The hall doors burst open, before a young man tumbled onto the floor. He was, clothed in dirty denim and an equally dirty t-shirt. “Please help me? I’m hungry. I only wanted a bit of food for my daughter.” A jaundiced pallor sheathed the dark hue of his skin. Standing behind the man was Sam, the local law enforcement officer. He caught the guy stealing food from the Harpers’ home. Sam had been investigating a broken window and found him inside. “Sam stop bringing these vagrants through these doors during our Sunday services. You know the law. Explain it to him and pass judgement.” The pastor barked.

“Yes, Pastor Roberts,” replied Sam. “I just thought — ” Sam stopped mid-sentence as he caught the extreme disapproval in Pastor Robert’s glare. “I’ll take care of it right away!” Sam began to pull the man toward the doors, tightly gripping the man’s collar.

The man begged. “Please! Please help-” But his begging stopped abruptly as we all turned in the pews to face him. He scrambled back on his elbows and heels. We stared at him with black, lidless eyes, set above sharp teeth and set inside twisted faces.

“Tus caras! Demonios!” He screamed with fear, looking back and forth at each of our faces.

We pour into these walls on Sunday morning, with our heads collectively rimming the windows to outside observation. We envy. We compare our blessings, laying claim to our collection of “things” to proper filial thinking. But should we judge the outsiders, the less fortunate? Should we instead judge ourselves? At least, we older ones who know better? The young, we program and coerce with crooked guidance. No sword and shield here. The war didn’t come to our shores.

No armor – Just the softness of our clothing that expresses leisure and wealth.  Sinners of his type were not welcome here, visibly dirty, dusted and caked with deed and life’s struggles.

The sound of a single gun shot rang out in the distance, cutting through the second hymn of the morning. I turned to look out the other window at the eastern border of the wall being built around our community. I folded my hands and whispered to my wife. “Thank God, the wall was nearly complete.”

Pretty soon we wouldn’t have to deal with these less fortunate, lifestyle terrorists – these unfavorable ones that God had forsaken. The unclean and undeserved who threaten to destroy our righteous and blessed way of life.

Turning, to my neighbor, I shook his hand and said. “And Peace be with you.”

God bless the child that’s got his own.
Them that’s got shall get
Them that’s not shall lose

by malakhai jonezs
(c) Copyright 2016

18 Comments

    1. I think it’s most people, if they aren’t the ones in the dirty clothes. We all stand by and watch a lot of things happen. That seems just as bad, if not more so than the people perpetrating the crime.

      1. That’s very true. It is just as bad I think. People want to throw everyone in jail instead of figuring out what the problem is. I like the thoughts your work produces.

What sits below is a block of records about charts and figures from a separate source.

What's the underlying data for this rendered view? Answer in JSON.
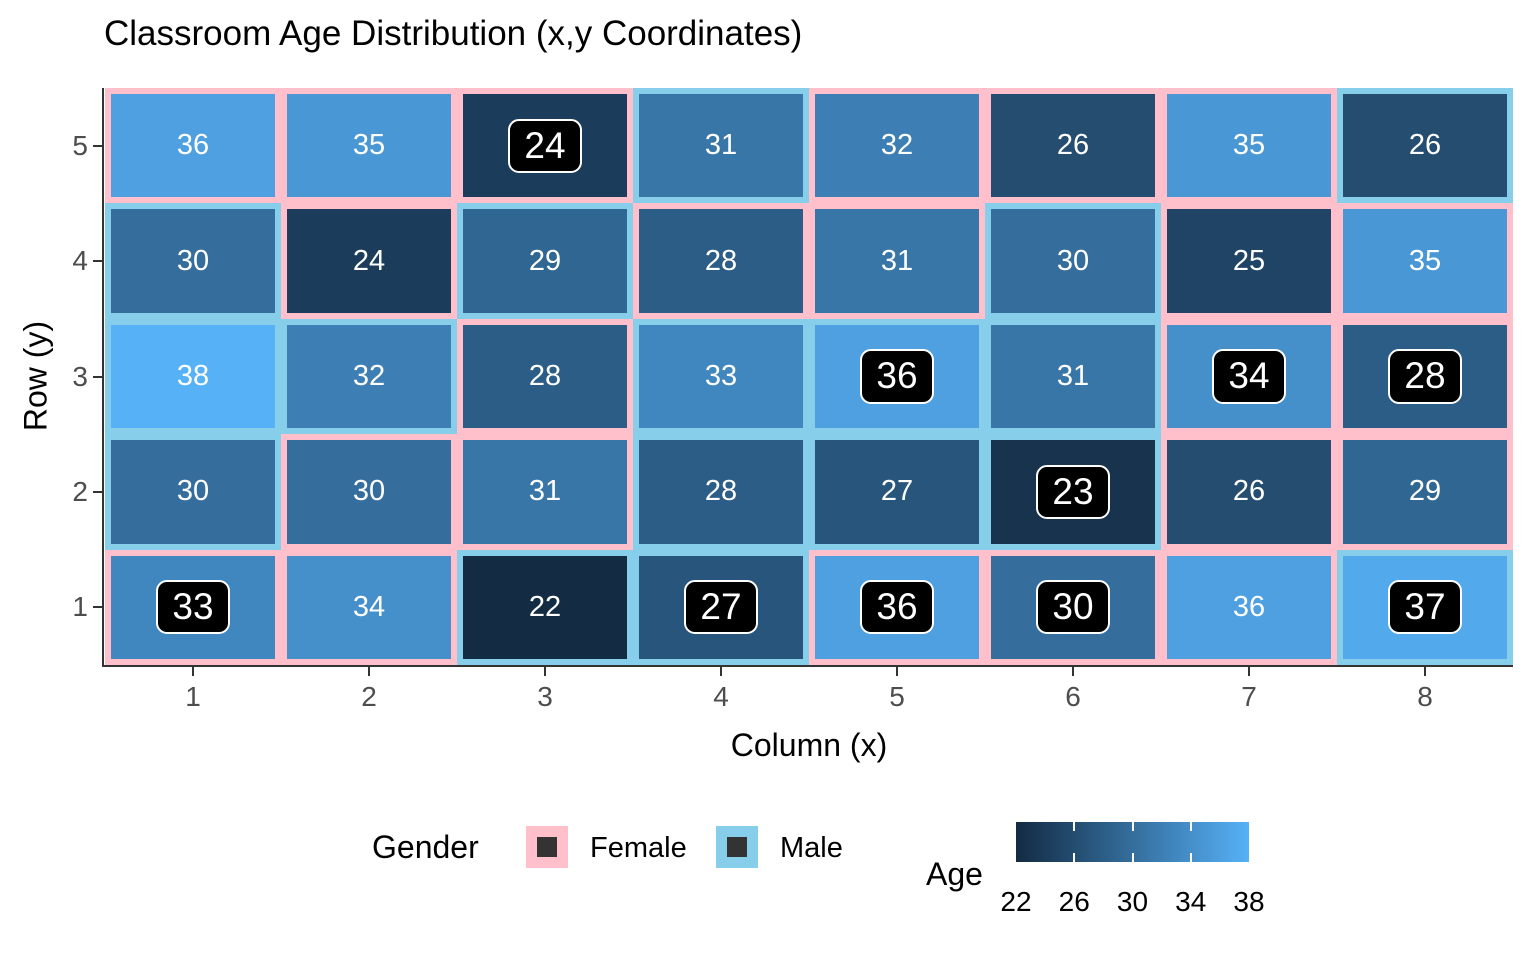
{
  "title": "Classroom Age Distribution (x,y Coordinates)",
  "x_axis": {
    "label": "Column (x)",
    "ticks": [
      "1",
      "2",
      "3",
      "4",
      "5",
      "6",
      "7",
      "8"
    ]
  },
  "y_axis": {
    "label": "Row (y)",
    "ticks": [
      "5",
      "4",
      "3",
      "2",
      "1"
    ]
  },
  "legend": {
    "gender": {
      "title": "Gender",
      "key_inner_color": "#333333",
      "entries": [
        {
          "label": "Female",
          "color": "#FFC0CB"
        },
        {
          "label": "Male",
          "color": "#87CEEB"
        }
      ]
    },
    "age": {
      "title": "Age",
      "ticks": [
        22,
        26,
        30,
        34,
        38
      ],
      "min": 22,
      "max": 38,
      "low_color": "#132B43",
      "high_color": "#56B1F7"
    }
  },
  "chart_data": {
    "type": "heatmap",
    "title": "Classroom Age Distribution (x,y Coordinates)",
    "xlabel": "Column (x)",
    "ylabel": "Row (y)",
    "x_range": [
      1,
      8
    ],
    "y_range": [
      1,
      5
    ],
    "grid": "off",
    "fill_scale": {
      "variable": "Age",
      "min": 22,
      "max": 38,
      "low": "#132B43",
      "high": "#56B1F7"
    },
    "border_colors": {
      "Female": "#FFC0CB",
      "Male": "#87CEEB"
    },
    "cell_text_color": "#ffffff",
    "boxed_label_style": {
      "fill": "#000000",
      "text": "#ffffff",
      "outline": "#ffffff"
    },
    "cells": [
      {
        "x": 1,
        "y": 5,
        "age": 36,
        "gender": "Female",
        "boxed": false
      },
      {
        "x": 2,
        "y": 5,
        "age": 35,
        "gender": "Female",
        "boxed": false
      },
      {
        "x": 3,
        "y": 5,
        "age": 24,
        "gender": "Female",
        "boxed": true
      },
      {
        "x": 4,
        "y": 5,
        "age": 31,
        "gender": "Male",
        "boxed": false
      },
      {
        "x": 5,
        "y": 5,
        "age": 32,
        "gender": "Female",
        "boxed": false
      },
      {
        "x": 6,
        "y": 5,
        "age": 26,
        "gender": "Female",
        "boxed": false
      },
      {
        "x": 7,
        "y": 5,
        "age": 35,
        "gender": "Female",
        "boxed": false
      },
      {
        "x": 8,
        "y": 5,
        "age": 26,
        "gender": "Male",
        "boxed": false
      },
      {
        "x": 1,
        "y": 4,
        "age": 30,
        "gender": "Male",
        "boxed": false
      },
      {
        "x": 2,
        "y": 4,
        "age": 24,
        "gender": "Female",
        "boxed": false
      },
      {
        "x": 3,
        "y": 4,
        "age": 29,
        "gender": "Male",
        "boxed": false
      },
      {
        "x": 4,
        "y": 4,
        "age": 28,
        "gender": "Female",
        "boxed": false
      },
      {
        "x": 5,
        "y": 4,
        "age": 31,
        "gender": "Female",
        "boxed": false
      },
      {
        "x": 6,
        "y": 4,
        "age": 30,
        "gender": "Male",
        "boxed": false
      },
      {
        "x": 7,
        "y": 4,
        "age": 25,
        "gender": "Female",
        "boxed": false
      },
      {
        "x": 8,
        "y": 4,
        "age": 35,
        "gender": "Female",
        "boxed": false
      },
      {
        "x": 1,
        "y": 3,
        "age": 38,
        "gender": "Male",
        "boxed": false
      },
      {
        "x": 2,
        "y": 3,
        "age": 32,
        "gender": "Male",
        "boxed": false
      },
      {
        "x": 3,
        "y": 3,
        "age": 28,
        "gender": "Female",
        "boxed": false
      },
      {
        "x": 4,
        "y": 3,
        "age": 33,
        "gender": "Male",
        "boxed": false
      },
      {
        "x": 5,
        "y": 3,
        "age": 36,
        "gender": "Male",
        "boxed": true
      },
      {
        "x": 6,
        "y": 3,
        "age": 31,
        "gender": "Male",
        "boxed": false
      },
      {
        "x": 7,
        "y": 3,
        "age": 34,
        "gender": "Female",
        "boxed": true
      },
      {
        "x": 8,
        "y": 3,
        "age": 28,
        "gender": "Female",
        "boxed": true
      },
      {
        "x": 1,
        "y": 2,
        "age": 30,
        "gender": "Male",
        "boxed": false
      },
      {
        "x": 2,
        "y": 2,
        "age": 30,
        "gender": "Female",
        "boxed": false
      },
      {
        "x": 3,
        "y": 2,
        "age": 31,
        "gender": "Female",
        "boxed": false
      },
      {
        "x": 4,
        "y": 2,
        "age": 28,
        "gender": "Male",
        "boxed": false
      },
      {
        "x": 5,
        "y": 2,
        "age": 27,
        "gender": "Male",
        "boxed": false
      },
      {
        "x": 6,
        "y": 2,
        "age": 23,
        "gender": "Male",
        "boxed": true
      },
      {
        "x": 7,
        "y": 2,
        "age": 26,
        "gender": "Female",
        "boxed": false
      },
      {
        "x": 8,
        "y": 2,
        "age": 29,
        "gender": "Female",
        "boxed": false
      },
      {
        "x": 1,
        "y": 1,
        "age": 33,
        "gender": "Female",
        "boxed": true
      },
      {
        "x": 2,
        "y": 1,
        "age": 34,
        "gender": "Female",
        "boxed": false
      },
      {
        "x": 3,
        "y": 1,
        "age": 22,
        "gender": "Male",
        "boxed": false
      },
      {
        "x": 4,
        "y": 1,
        "age": 27,
        "gender": "Male",
        "boxed": true
      },
      {
        "x": 5,
        "y": 1,
        "age": 36,
        "gender": "Female",
        "boxed": true
      },
      {
        "x": 6,
        "y": 1,
        "age": 30,
        "gender": "Female",
        "boxed": true
      },
      {
        "x": 7,
        "y": 1,
        "age": 36,
        "gender": "Female",
        "boxed": false
      },
      {
        "x": 8,
        "y": 1,
        "age": 37,
        "gender": "Male",
        "boxed": true
      }
    ]
  }
}
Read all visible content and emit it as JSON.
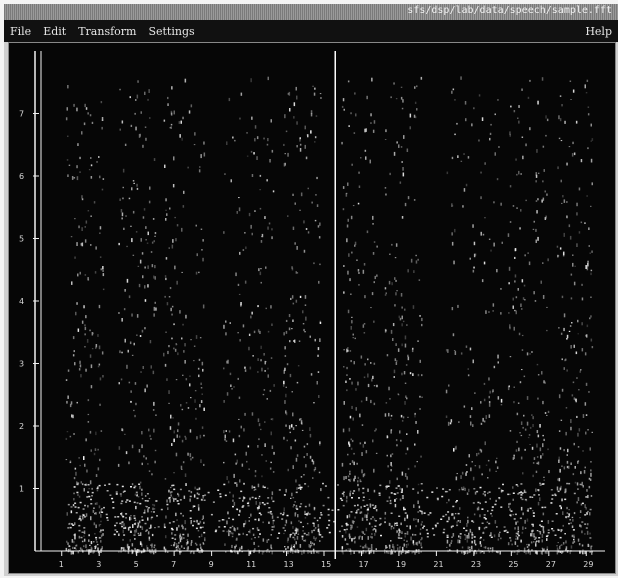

  1. So sad Malakhai but unfortunately true IRL. Hypocrites are often the first to announce their ‘faith’ while turning a blind eye to the problems around them. It was also creepy the church and the whispered words. Loved it!

  2. Love the scene you created and its message. I also love this sentence so much: “We are the Blessed Ones and deservedly so because we’ve managed to clothe the outward appearance of our demons in garments of righteousness.” I had to read that line a few times just to embrace it with a writer’s hug.